La zona subì, come il resto della Sardegna, una serie di invasioni che ne hanno caratterizzato la storia. In particolare hanno lasciato forti tracce la civiltà Punica, i cui riti probabilmente si ritrovano ancora nel Carnevale, e il periodo della dominazione romana, quando Ottana era divenuto un centro di una certa rilevanza dal punto di vista economico ma soprattutto strategico-militare, per la sua posizione privilegiata nel controllo delle sollevazioni barbariche.

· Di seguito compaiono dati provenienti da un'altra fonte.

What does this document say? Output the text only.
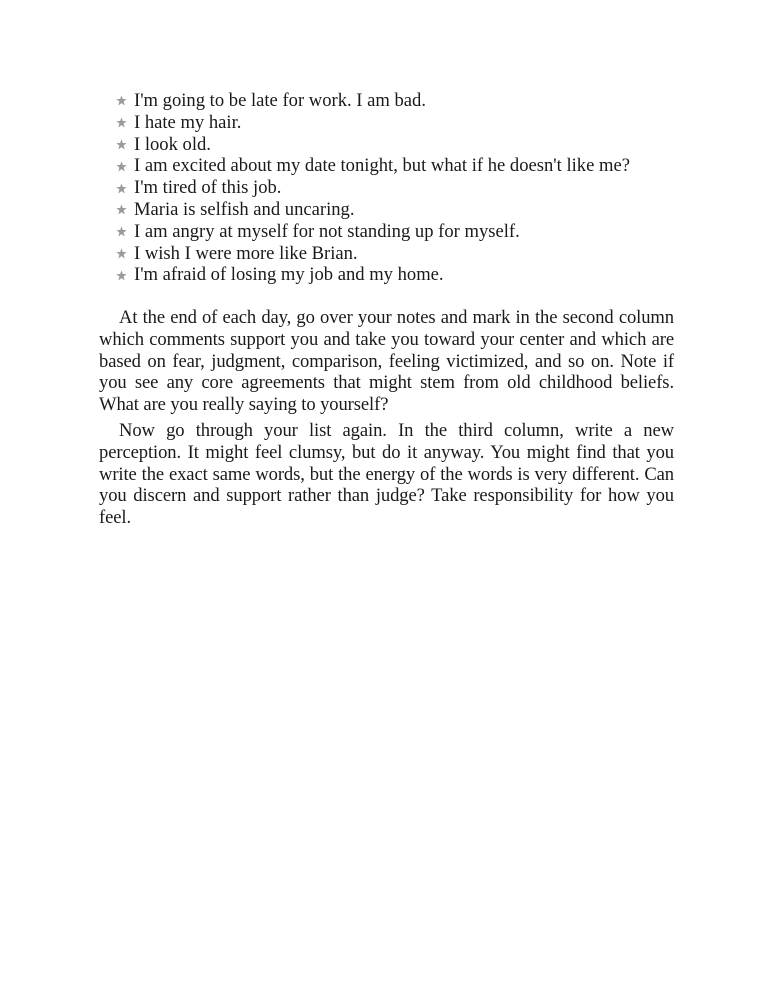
I'm going to be late for work. I am bad.
I hate my hair.
I look old.
I am excited about my date tonight, but what if he doesn't like me?
I'm tired of this job.
Maria is selfish and uncaring.
I am angry at myself for not standing up for myself.
I wish I were more like Brian.
I'm afraid of losing my job and my home.

At the end of each day, go over your notes and mark in the second column which comments support you and take you toward your center and which are based on fear, judgment, comparison, feeling victimized, and so on. Note if you see any core agreements that might stem from old childhood beliefs. What are you really saying to yourself?

Now go through your list again. In the third column, write a new perception. It might feel clumsy, but do it anyway. You might find that you write the exact same words, but the energy of the words is very different. Can you discern and support rather than judge? Take responsibility for how you feel.
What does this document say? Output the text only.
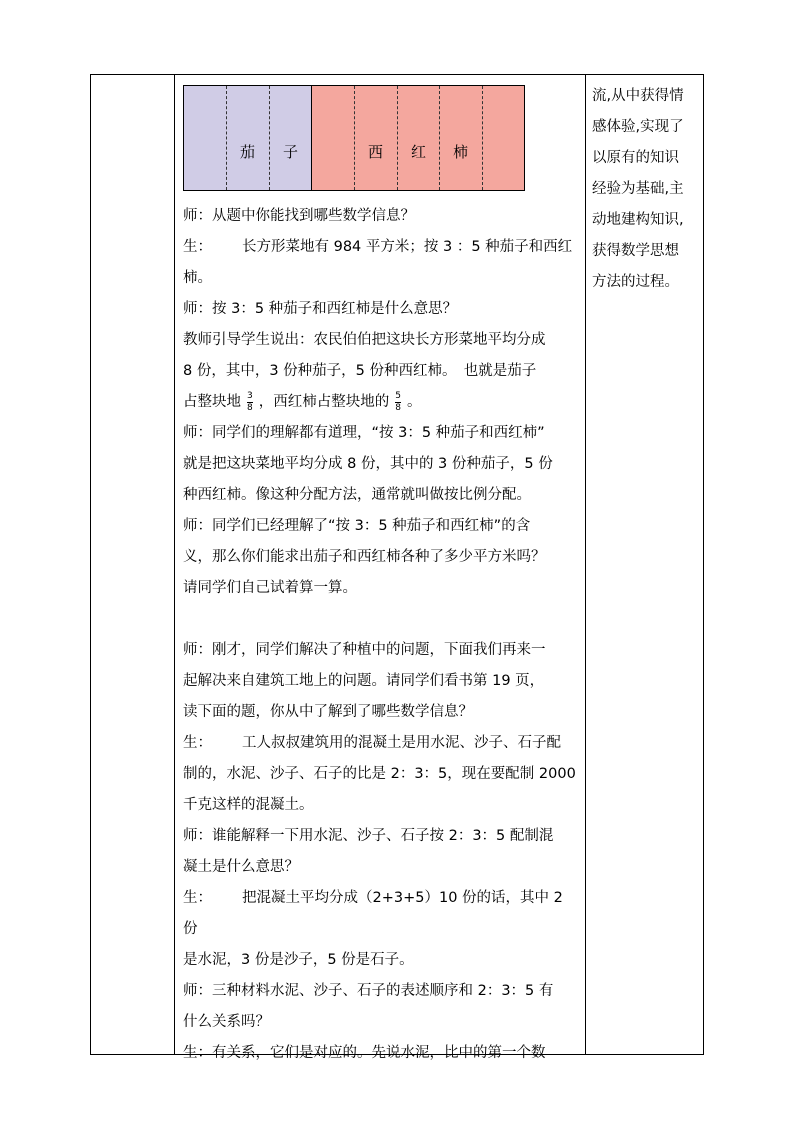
茄 子	西 红 柿

师：从题中你能找到哪些数学信息？

生： 长方形菜地有 984 平方米；按 3 ：5 种茄子和西红

柿。

师：按 3：5 种茄子和西红柿是什么意思？

教师引导学生说出：农民伯伯把这块长方形菜地平均分成

8 份，其中，3 份种茄子，5 份种西红柿。　也就是茄子

占整块地 $\frac{3}{8}$ ，西红柿占整块地的 $\frac{5}{8}$ 。

师：同学们的理解都有道理，“按 3：5 种茄子和西红柿”

就是把这块菜地平均分成 8 份，其中的 3 份种茄子，5 份

种西红柿。像这种分配方法，通常就叫做按比例分配。

师：同学们已经理解了“按 3：5 种茄子和西红柿”的含

义，那么你们能求出茄子和西红柿各种了多少平方米吗？

请同学们自己试着算一算。

师：刚才，同学们解决了种植中的问题，下面我们再来一

起解决来自建筑工地上的问题。请同学们看书第 19 页，

读下面的题，你从中了解到了哪些数学信息？

生： 工人叔叔建筑用的混凝土是用水泥、沙子、石子配

制的，水泥、沙子、石子的比是 2：3：5，现在要配制 2000

千克这样的混凝土。

师：谁能解释一下用水泥、沙子、石子按 2：3：5 配制混

凝土是什么意思？

生： 把混凝土平均分成（2+3+5）10 份的话，其中 2 份

是水泥，3 份是沙子，5 份是石子。

师：三种材料水泥、沙子、石子的表述顺序和 2：3：5 有

什么关系吗？

生：有关系，它们是对应的。先说水泥，比中的第一个数

流,从中获得情
感体验,实现了
以原有的知识
经验为基础,主
动地建构知识,
获得数学思想
方法的过程。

Nel periodo Giudicale il paese fu abbandonato a causa della malaria: in quell’occasione i suoi abitanti, rifugiatisi in parte sulla montagna vicina, fondarono il piccolo centro di Bolotana.
Il Comune di Ottana, i cui abitanti si sono dedicati fin dall’antichità all’agricoltura e alla pastorizia, negli anni Settanta venne scelta come sito preferenziale per l’insediamento di un certo numero di grosse realtà industriali; il progetto non ebbe gli esiti previsti inizialmente, quindi al momento attuale vi è un ritorno alle attività agricole, alla pastorizia e all’artigianato.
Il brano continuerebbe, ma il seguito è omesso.